Samples are in the samples/ directory. Each sample's README.md has instructions for running its sample.

Sample Source Code Try it
Append_rows_buffered source code Open in Cloud Shell
Append_rows_json_writer_committed source code Open in Cloud Shell
Append_rows_json_writer_default source code Open in Cloud Shell
Append_rows_pending source code Open in Cloud Shell
Append_rows_proto2 source code Open in Cloud Shell
Append_rows_table_to_proto2 source code Open in Cloud Shell
Customer_record_pb source code Open in Cloud Shell
BigQuery Storage Quickstart source code Open in Cloud Shell
Sample_data_pb source code Open in Cloud Shell

The Google BigQuery Storage Node.js Client API Reference documentation also contains samples.

Supported Node.js Versions

Our client libraries follow the Node.js release schedule. Libraries are compatible with all current active and maintenance versions of Node.js. If you are using an end-of-life version of Node.js, we recommend that you update as soon as possible to an actively supported LTS version.

Google's client libraries support legacy versions of Node.js runtimes on a best-efforts basis with the following warnings:

  • Legacy versions are not tested in continuous integration.
  • Some security patches and features cannot be backported.
  • Dependencies cannot be kept up-to-date.

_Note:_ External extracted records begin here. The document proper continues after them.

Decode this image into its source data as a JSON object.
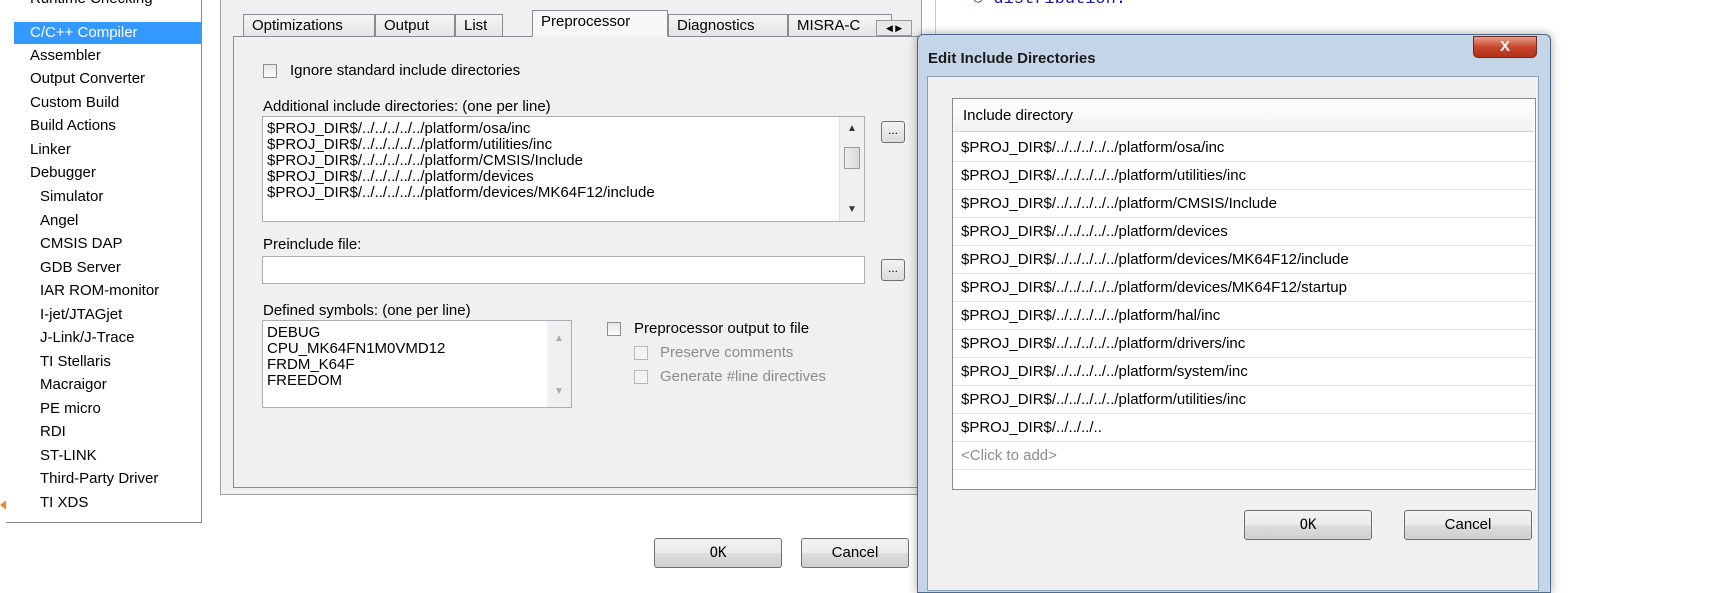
{
  "categories": {
    "clipped_top": "Runtime Checking",
    "selected": "C/C++ Compiler",
    "items": [
      "Assembler",
      "Output Converter",
      "Custom Build",
      "Build Actions",
      "Linker",
      "Debugger"
    ],
    "debugger_children": [
      "Simulator",
      "Angel",
      "CMSIS DAP",
      "GDB Server",
      "IAR ROM-monitor",
      "I-jet/JTAGjet",
      "J-Link/J-Trace",
      "TI Stellaris",
      "Macraigor",
      "PE micro",
      "RDI",
      "ST-LINK",
      "Third-Party Driver",
      "TI XDS"
    ]
  },
  "tabs": [
    "Optimizations",
    "Output",
    "List",
    "Preprocessor",
    "Diagnostics",
    "MISRA-C"
  ],
  "preprocessor": {
    "ignore_std_label": "Ignore standard include directories",
    "additional_label": "Additional include directories: (one per line)",
    "additional_lines": [
      "$PROJ_DIR$/../../../../../platform/osa/inc",
      "$PROJ_DIR$/../../../../../platform/utilities/inc",
      "$PROJ_DIR$/../../../../../platform/CMSIS/Include",
      "$PROJ_DIR$/../../../../../platform/devices",
      "$PROJ_DIR$/../../../../../platform/devices/MK64F12/include"
    ],
    "browse_label": "...",
    "preinclude_label": "Preinclude file:",
    "preinclude_value": "",
    "defined_label": "Defined symbols: (one per line)",
    "defined_lines": [
      "DEBUG",
      "CPU_MK64FN1M0VMD12",
      "FRDM_K64F",
      "FREEDOM"
    ],
    "output_to_file_label": "Preprocessor output to file",
    "preserve_comments_label": "Preserve comments",
    "generate_line_label": "Generate #line directives"
  },
  "main_buttons": {
    "ok": "OK",
    "cancel": "Cancel"
  },
  "editor_text": "© distribution.",
  "dialog": {
    "title": "Edit Include Directories",
    "close": "X",
    "column_header": "Include directory",
    "rows": [
      "$PROJ_DIR$/../../../../../platform/osa/inc",
      "$PROJ_DIR$/../../../../../platform/utilities/inc",
      "$PROJ_DIR$/../../../../../platform/CMSIS/Include",
      "$PROJ_DIR$/../../../../../platform/devices",
      "$PROJ_DIR$/../../../../../platform/devices/MK64F12/include",
      "$PROJ_DIR$/../../../../../platform/devices/MK64F12/startup",
      "$PROJ_DIR$/../../../../../platform/hal/inc",
      "$PROJ_DIR$/../../../../../platform/drivers/inc",
      "$PROJ_DIR$/../../../../../platform/system/inc",
      "$PROJ_DIR$/../../../../../platform/utilities/inc",
      "$PROJ_DIR$/../../../.."
    ],
    "add_placeholder": "<Click to add>",
    "ok": "OK",
    "cancel": "Cancel"
  },
  "colors": {
    "selection": "#3399ff",
    "marker": "#f08a2b"
  }
}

Client libraries targeting some end-of-life versions of Node.js are available, and can be installed through npm dist-tags. The dist-tags follow the naming convention legacy-(version). For example, npm install @google-cloud/bigquery-storage@legacy-8 installs client libraries for versions compatible with Node.js 8.

Versioning

This library follows Semantic Versioning.

This library is considered to be stable. The code surface will not change in backwards-incompatible ways unless absolutely necessary (e.g. because of critical security issues) or with an extensive deprecation period. Issues and requests against stable libraries are addressed with the highest priority.

More Information: Google Cloud Platform Launch Stages

Contributing

Contributions welcome! See the Contributing Guide.

Please note that this README.md, the samples/README.md, and a variety of configuration files in this repository (including .nycrc and tsconfig.json) are generated from a central template. To edit one of these files, make an edit to its templates in directory.